To meet the need of a new edition of the writings of Thomas Jefferson, this work has been undertaken. Not content with relying upon the Jefferson MSS. in the Department of State, from which, substantially, the former editions were compiled, the present editor, while making full use of the records of the Department, has obtained many interesting documents from the papers of Jefferson still in the hands of his descendants; the papers of the Continental Congress; the archives of the State of Virginia; the files of the French Foreign Office; the private papers of Washington, Adams, Madison, Monroe, Steuben, and Gates; as well as from many state archives, historical societies, and private collections throughout the country. Aid has generously been given him by many, which it will be his pleasure to gratefully acknowledge in the final volume, but he wishes here to express his especial thanks and obligations to his brother, Worthington Chauncey Ford, and to Mr. S. M. Hamilton, of the Department of State, for the constant assistance and favors rendered in the preparation of this edition.

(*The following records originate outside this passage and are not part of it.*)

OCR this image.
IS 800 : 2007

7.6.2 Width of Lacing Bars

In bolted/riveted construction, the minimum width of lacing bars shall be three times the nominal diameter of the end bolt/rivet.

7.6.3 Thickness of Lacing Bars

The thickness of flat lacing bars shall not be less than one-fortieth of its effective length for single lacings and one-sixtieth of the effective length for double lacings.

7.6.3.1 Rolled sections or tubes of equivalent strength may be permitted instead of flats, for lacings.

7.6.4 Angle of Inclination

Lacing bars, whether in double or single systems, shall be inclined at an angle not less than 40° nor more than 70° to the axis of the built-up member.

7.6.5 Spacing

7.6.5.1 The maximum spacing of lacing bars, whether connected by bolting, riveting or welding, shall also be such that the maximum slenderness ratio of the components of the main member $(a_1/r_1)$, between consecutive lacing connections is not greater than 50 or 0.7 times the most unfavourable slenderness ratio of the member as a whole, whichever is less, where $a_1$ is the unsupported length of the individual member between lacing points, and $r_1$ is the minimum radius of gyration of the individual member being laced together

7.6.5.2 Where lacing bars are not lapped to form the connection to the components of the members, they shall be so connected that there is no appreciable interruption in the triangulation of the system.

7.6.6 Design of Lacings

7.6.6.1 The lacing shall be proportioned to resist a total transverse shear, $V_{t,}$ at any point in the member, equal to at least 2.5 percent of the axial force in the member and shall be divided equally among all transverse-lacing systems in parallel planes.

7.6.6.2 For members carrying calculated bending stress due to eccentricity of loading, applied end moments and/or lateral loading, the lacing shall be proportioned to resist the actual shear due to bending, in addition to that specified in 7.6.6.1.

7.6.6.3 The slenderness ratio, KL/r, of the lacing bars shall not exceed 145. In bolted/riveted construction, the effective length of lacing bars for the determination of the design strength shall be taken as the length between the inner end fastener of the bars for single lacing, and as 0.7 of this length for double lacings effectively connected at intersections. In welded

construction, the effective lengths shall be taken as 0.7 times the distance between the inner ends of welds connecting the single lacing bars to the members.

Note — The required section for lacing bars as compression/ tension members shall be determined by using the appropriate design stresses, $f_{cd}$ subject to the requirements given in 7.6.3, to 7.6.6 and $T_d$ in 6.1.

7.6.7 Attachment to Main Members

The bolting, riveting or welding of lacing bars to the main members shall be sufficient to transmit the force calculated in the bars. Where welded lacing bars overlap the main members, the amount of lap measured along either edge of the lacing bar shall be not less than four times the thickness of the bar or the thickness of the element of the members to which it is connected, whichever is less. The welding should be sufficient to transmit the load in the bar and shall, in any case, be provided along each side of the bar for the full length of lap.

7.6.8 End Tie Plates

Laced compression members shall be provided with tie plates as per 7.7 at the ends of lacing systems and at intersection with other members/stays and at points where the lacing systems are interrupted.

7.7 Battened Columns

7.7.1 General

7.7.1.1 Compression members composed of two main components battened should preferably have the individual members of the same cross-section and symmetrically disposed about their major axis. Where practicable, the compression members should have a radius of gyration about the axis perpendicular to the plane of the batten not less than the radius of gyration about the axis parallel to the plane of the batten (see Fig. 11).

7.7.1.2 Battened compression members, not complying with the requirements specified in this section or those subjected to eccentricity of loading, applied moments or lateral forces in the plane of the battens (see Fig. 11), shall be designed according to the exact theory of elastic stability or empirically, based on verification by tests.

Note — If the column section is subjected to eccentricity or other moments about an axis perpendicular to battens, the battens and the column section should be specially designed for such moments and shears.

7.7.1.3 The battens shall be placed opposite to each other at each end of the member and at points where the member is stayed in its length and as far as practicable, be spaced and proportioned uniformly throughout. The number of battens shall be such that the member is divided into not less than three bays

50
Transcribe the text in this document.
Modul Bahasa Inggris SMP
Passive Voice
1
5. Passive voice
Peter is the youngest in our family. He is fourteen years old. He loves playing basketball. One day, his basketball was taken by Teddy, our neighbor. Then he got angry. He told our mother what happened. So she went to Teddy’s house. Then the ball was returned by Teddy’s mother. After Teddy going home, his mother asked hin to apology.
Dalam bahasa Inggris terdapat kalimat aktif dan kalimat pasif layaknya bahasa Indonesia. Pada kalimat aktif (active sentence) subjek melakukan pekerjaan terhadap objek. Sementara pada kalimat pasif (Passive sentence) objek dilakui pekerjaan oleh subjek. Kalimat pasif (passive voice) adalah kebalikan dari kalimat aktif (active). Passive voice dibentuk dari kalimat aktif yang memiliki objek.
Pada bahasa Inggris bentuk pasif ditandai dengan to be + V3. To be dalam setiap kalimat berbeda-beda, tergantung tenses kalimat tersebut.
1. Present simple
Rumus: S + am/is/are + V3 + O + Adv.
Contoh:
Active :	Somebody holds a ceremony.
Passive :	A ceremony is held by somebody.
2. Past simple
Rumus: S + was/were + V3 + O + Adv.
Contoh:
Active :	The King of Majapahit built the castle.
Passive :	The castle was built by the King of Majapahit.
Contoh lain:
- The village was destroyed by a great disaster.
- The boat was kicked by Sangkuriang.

The dedication of this work was prepared before the death of my father, Gordon Lester Ford, and I have preferred to leave it unchanged. His interest in and love for American history first directed my studies to that subject; to his devoted and unwearying gathering of books and manuscripts is due my ability to make this edition what it is; and the lack of his critical but kindly aid, will account for many of its shortcomings and errors.
Paul Leicester Ford.
October 15, 1892, 97 Clark Street, Brooklyn, N. Y.